Geschichte der RosaRot

Die RosaRot war früher die Rosa … wie es dazu kam …

Die Zeitschrift Rosa entstand anfangs der 1990er dank engagierten Geschichtsstudentinnen an der Universität Zürich. Durch die Gründung einer Historikerinnengruppe mit dazugehöriger Zeitschrift wollten sie die Lücke füllen, die durch fehlende Lehrangebote zur Frauengeschichte bestand.

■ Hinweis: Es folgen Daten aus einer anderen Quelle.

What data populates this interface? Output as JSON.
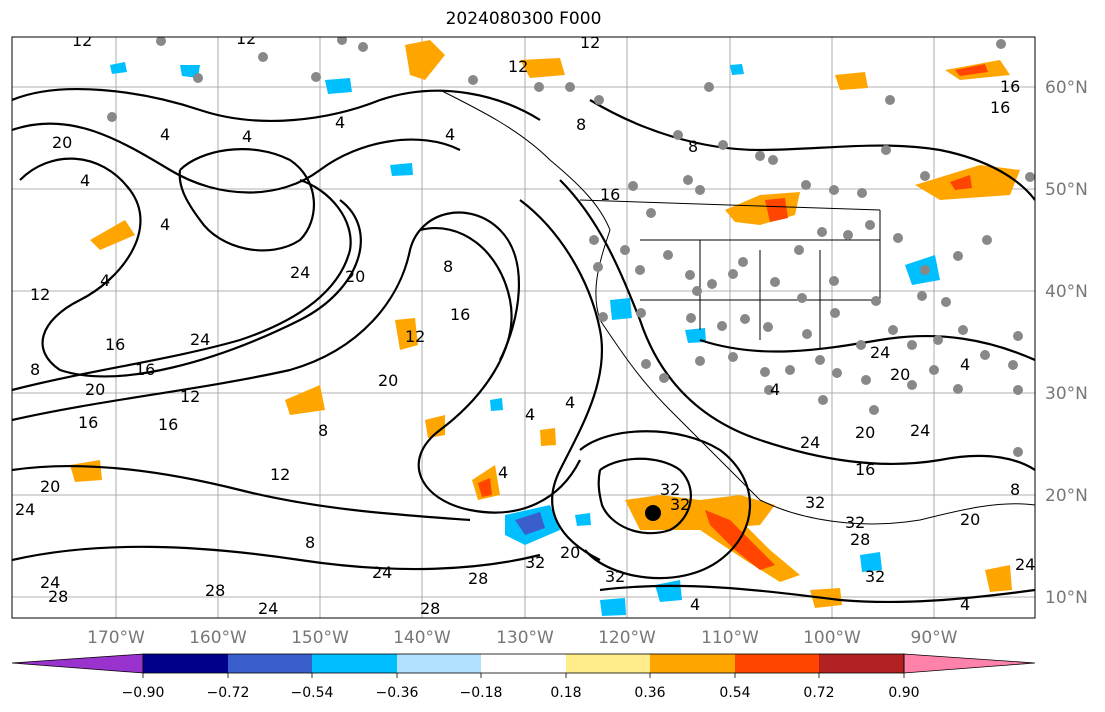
{
  "title": "2024080300 F000",
  "lat_labels": [
    "60°N",
    "50°N",
    "40°N",
    "30°N",
    "20°N",
    "10°N"
  ],
  "lon_labels": [
    "170°W",
    "160°W",
    "150°W",
    "140°W",
    "130°W",
    "120°W",
    "110°W",
    "100°W",
    "90°W"
  ],
  "colorbar": {
    "ticks": [
      "−0.90",
      "−0.72",
      "−0.54",
      "−0.36",
      "−0.18",
      "0.18",
      "0.36",
      "0.54",
      "0.72",
      "0.90"
    ],
    "colors": [
      "#9a32cd",
      "#00008b",
      "#3a5fcd",
      "#00bfff",
      "#b2e0ff",
      "#ffffff",
      "#ffec8b",
      "#ffa500",
      "#ff4500",
      "#b22222",
      "#ff82ab"
    ]
  },
  "contour_labels": [
    "4",
    "8",
    "12",
    "16",
    "20",
    "24",
    "28",
    "32"
  ],
  "colors": {
    "positive_weak": "#ffa500",
    "positive_strong": "#ff4500",
    "negative_weak": "#00bfff",
    "negative_strong": "#3a5fcd",
    "station_dots": "#888888"
  }
}
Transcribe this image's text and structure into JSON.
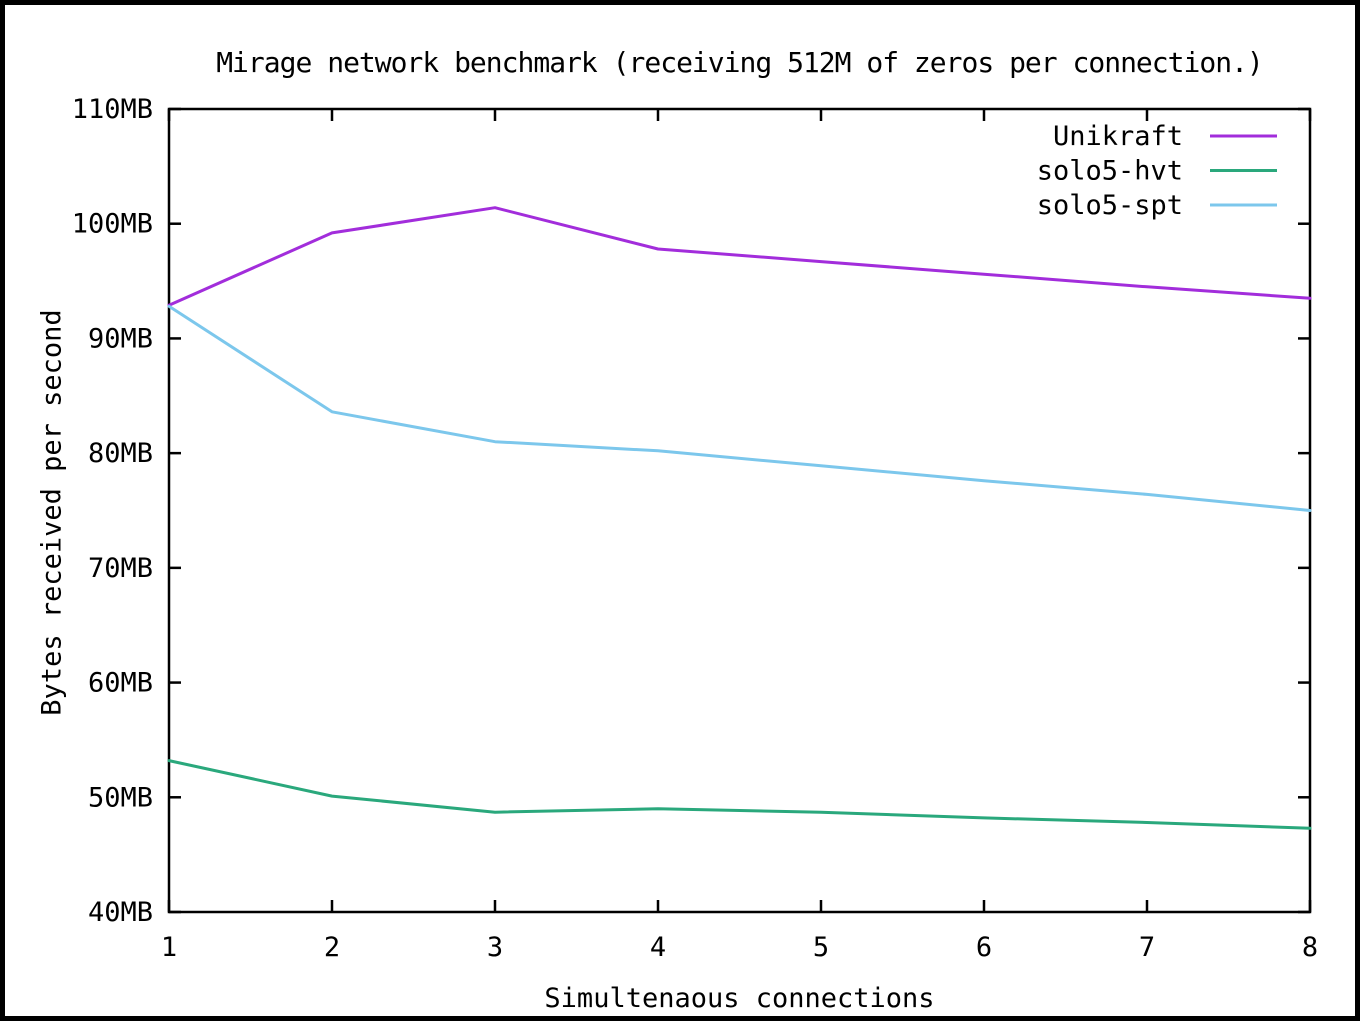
{
  "chart_data": {
    "type": "line",
    "title": "Mirage network benchmark (receiving 512M of zeros per connection.)",
    "xlabel": "Simultenaous connections",
    "ylabel": "Bytes received per second",
    "x": [
      1,
      2,
      3,
      4,
      5,
      6,
      7,
      8
    ],
    "xlim": [
      1,
      8
    ],
    "ylim": [
      40,
      110
    ],
    "ytick_step": 10,
    "xtick_labels": [
      "1",
      "2",
      "3",
      "4",
      "5",
      "6",
      "7",
      "8"
    ],
    "ytick_labels": [
      "40MB",
      "50MB",
      "60MB",
      "70MB",
      "80MB",
      "90MB",
      "100MB",
      "110MB"
    ],
    "grid": false,
    "legend_position": "top-right-inside",
    "axis_color": "#000000",
    "background_color": "#ffffff",
    "series": [
      {
        "name": "Unikraft",
        "color": "#a22ddb",
        "values": [
          92.9,
          99.2,
          101.4,
          97.8,
          96.7,
          95.6,
          94.5,
          93.5
        ]
      },
      {
        "name": "solo5-hvt",
        "color": "#2aa87c",
        "values": [
          53.2,
          50.1,
          48.7,
          49.0,
          48.7,
          48.2,
          47.8,
          47.3
        ]
      },
      {
        "name": "solo5-spt",
        "color": "#7cc7ec",
        "values": [
          92.8,
          83.6,
          81.0,
          80.2,
          78.9,
          77.6,
          76.4,
          75.0
        ]
      }
    ]
  }
}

Seither wurde die Rosa vier Mal umbenannt: Aus der Zeitschrift der Historikerinnengruppe wurde HistorikerinnenZeitschrift, dann Zeitschrift für Geschlechtergeschichte, später Zeitschrift für Geschlechterforschung und heute schliesslich RosaRot – Zeitschrift für feministische Anliegen und Geschlechterfragen. Was steckt hinter dieser Transformation? Im Jahr 2012 stand die Rosa nach stolzen 46 Ausgaben kurz vor dem Aus. Aufgrund eng getakteten Bologna-Karrierefahrplänen und der scheinbar nachlassenden Popularität des Anliegens „Feminismus“ fehlte es an Redaktionsnachwuchs. Über sieben Ecken und durch das Engagement einer feministischen Lesegruppe an der Theologischen Fakultät konnte die Redaktionsarbeit aber Ende 2013 wieder aufgenommen werden. Dabei wurde aus der Rosa die RosaRot. Mit dem „Rot“ im Namen will die Redaktion Verbindungen zu den Frauenkämpfen aus dem marxistischen Umfeld schaffen, diese wiedererzählen und weiterdenken. Gleichzeitig verbindet uns das „Rosa“ mit der bisherigen Geschichte der Zeitschrift, so dass RosaRot als Amalgam historischer und gegenwärtiger Geschlechterdiskurse fungiert. Des Weiteren bemühen wir uns, die Zeitschrift nicht mehr länger „nur“ in den Dienst der Wissenschaft zu stellen, sondern sie für eine breite LeserInnenschaft, auch ausserhalb der Universität, zu öffnen. Neben akademischen Texten soll auch Essayistisches, Anekdotisches, Kritisches und Künstlerisches Platz bekommen. So verstehen wir RosaRot vor allem als Diskussionsraum, in dem Fragen gestellt und diskutiert werden können, ohne dem Anspruch einer Antwort gerecht werden zu müssen. In diesem Sinne freuen wir uns auf zahlreiche LeserInnen, ebenso viele Beiträge und weitere 45 Ausgaben!